NPR's Weekend Edition Saturday has been just outstanding lately. Every story is interesting -- the darn show makes me stay in my bedroom so long, waiting to hear the next story, that it's not even breakfast time anymore when I get downstairs.
Today's highlights were:
- Symphonic Forensics: Alsop's 'CSI Beethoven', about a collaborative performance between Marin Alsop (and her Baltimore Symphony Orchestra) and a Johns Hopkins otolaryngologist. It included lots of details about what caused Beethoven's deafness, what he may have died from, and played recordings of how Beethoven's music would have sounded to him at different stages of his increasing loss of hearing.
- Capturing Cell Phone-Only Users in Political Polls -- The Pew Research Center finally answered my nagging question about whether the increasing incidence of younger people not having "land" phone lines will affect political polling results.

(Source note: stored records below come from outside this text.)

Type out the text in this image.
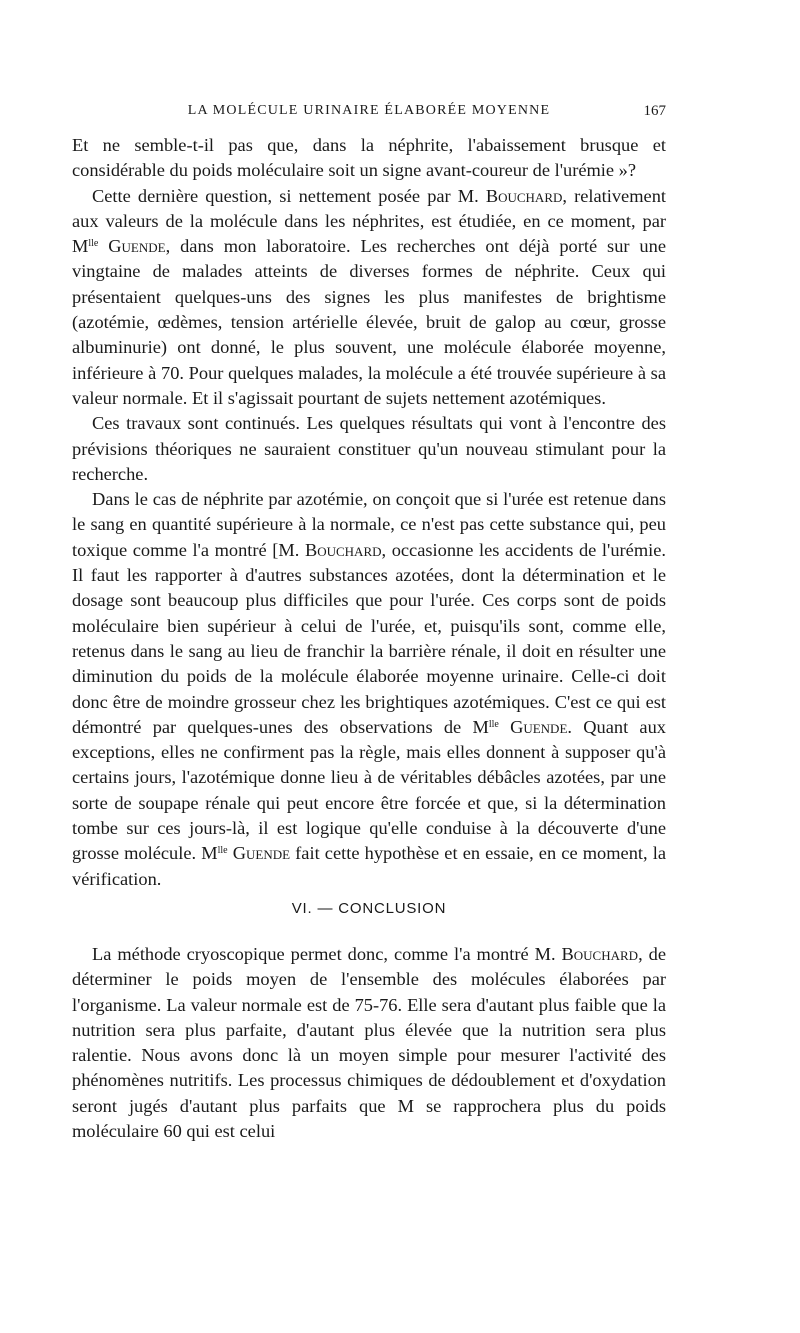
LA MOLÉCULE URINAIRE ÉLABORÉE MOYENNE	167

Et ne semble-t-il pas que, dans la néphrite, l'abaissement brusque et considérable du poids moléculaire soit un signe avant-coureur de l'urémie »?

Cette dernière question, si nettement posée par M. Bouchard, relativement aux valeurs de la molécule dans les néphrites, est étudiée, en ce moment, par $M^{lle}$ Guende, dans mon laboratoire. Les recherches ont déjà porté sur une vingtaine de malades atteints de diverses formes de néphrite. Ceux qui présentaient quelques-uns des signes les plus manifestes de brightisme (azotémie, œdèmes, tension artérielle élevée, bruit de galop au cœur, grosse albuminurie) ont donné, le plus souvent, une molécule élaborée moyenne, inférieure à 70. Pour quelques malades, la molécule a été trouvée supérieure à sa valeur normale. Et il s'agissait pourtant de sujets nettement azotémiques.

Ces travaux sont continués. Les quelques résultats qui vont à l'encontre des prévisions théoriques ne sauraient constituer qu'un nouveau stimulant pour la recherche.

Dans le cas de néphrite par azotémie, on conçoit que si l'urée est retenue dans le sang en quantité supérieure à la normale, ce n'est pas cette substance qui, peu toxique comme l'a montré [M. Bouchard, occasionne les accidents de l'urémie. Il faut les rapporter à d'autres substances azotées, dont la détermination et le dosage sont beaucoup plus difficiles que pour l'urée. Ces corps sont de poids moléculaire bien supérieur à celui de l'urée, et, puisqu'ils sont, comme elle, retenus dans le sang au lieu de franchir la barrière rénale, il doit en résulter une diminution du poids de la molécule élaborée moyenne urinaire. Celle-ci doit donc être de moindre grosseur chez les brightiques azotémiques. C'est ce qui est démontré par quelques-unes des observations de $M^{lle}$ Guende. Quant aux exceptions, elles ne confirment pas la règle, mais elles donnent à supposer qu'à certains jours, l'azotémique donne lieu à de véritables débâcles azotées, par une sorte de soupape rénale qui peut encore être forcée et que, si la détermination tombe sur ces jours-là, il est logique qu'elle conduise à la découverte d'une grosse molécule. $M^{lle}$ Guende fait cette hypothèse et en essaie, en ce moment, la vérification.

VI. — CONCLUSION

La méthode cryoscopique permet donc, comme l'a montré M. Bouchard, de déterminer le poids moyen de l'ensemble des molécules élaborées par l'organisme. La valeur normale est de 75-76. Elle sera d'autant plus faible que la nutrition sera plus parfaite, d'autant plus élevée que la nutrition sera plus ralentie. Nous avons donc là un moyen simple pour mesurer l'activité des phénomènes nutritifs. Les processus chimiques de dédoublement et d'oxydation seront jugés d'autant plus parfaits que M se rapprochera plus du poids moléculaire 60 qui est celui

- BBC Comedy Hit Heads to U.S. -- I haven't heard of the show, That Mitchell and Webb Look, but found its creators very funny.
- 'Salesman' Willy Loman: A Towering Little Man -- Just a great story you wouldn't hear anywhere else, looking at an archetypal character of American theater.
- Costa Rica's Señor Scissorhands -- Reporter John Burnett's notebook piece about a topiary garden in Central America. Its creator spends all of his time working on the topiaries: "It's so much, it takes a month to trim them all," he says, "and when I'm finished, it's time to start over." Great pictures on the website, too.
- A Tragedy in Baghdad -- A moving essay by Scott Simon about yesterday's bombings in Baghdad's pet markets, in which two mentally disabled women were used as bombers.
- Plan Would Nationalize Schools to End Disparities -- I don't read The Atlantic, so this story was a heads-up on a story that proposes funding schools nationally and setting national standards that go beyond No Child Left Behind. The author made the case that local school boards are dysfunctional... and used the fact that the U.S. spends more on education than other industrialized countries (with less to show for it) to back up his claims.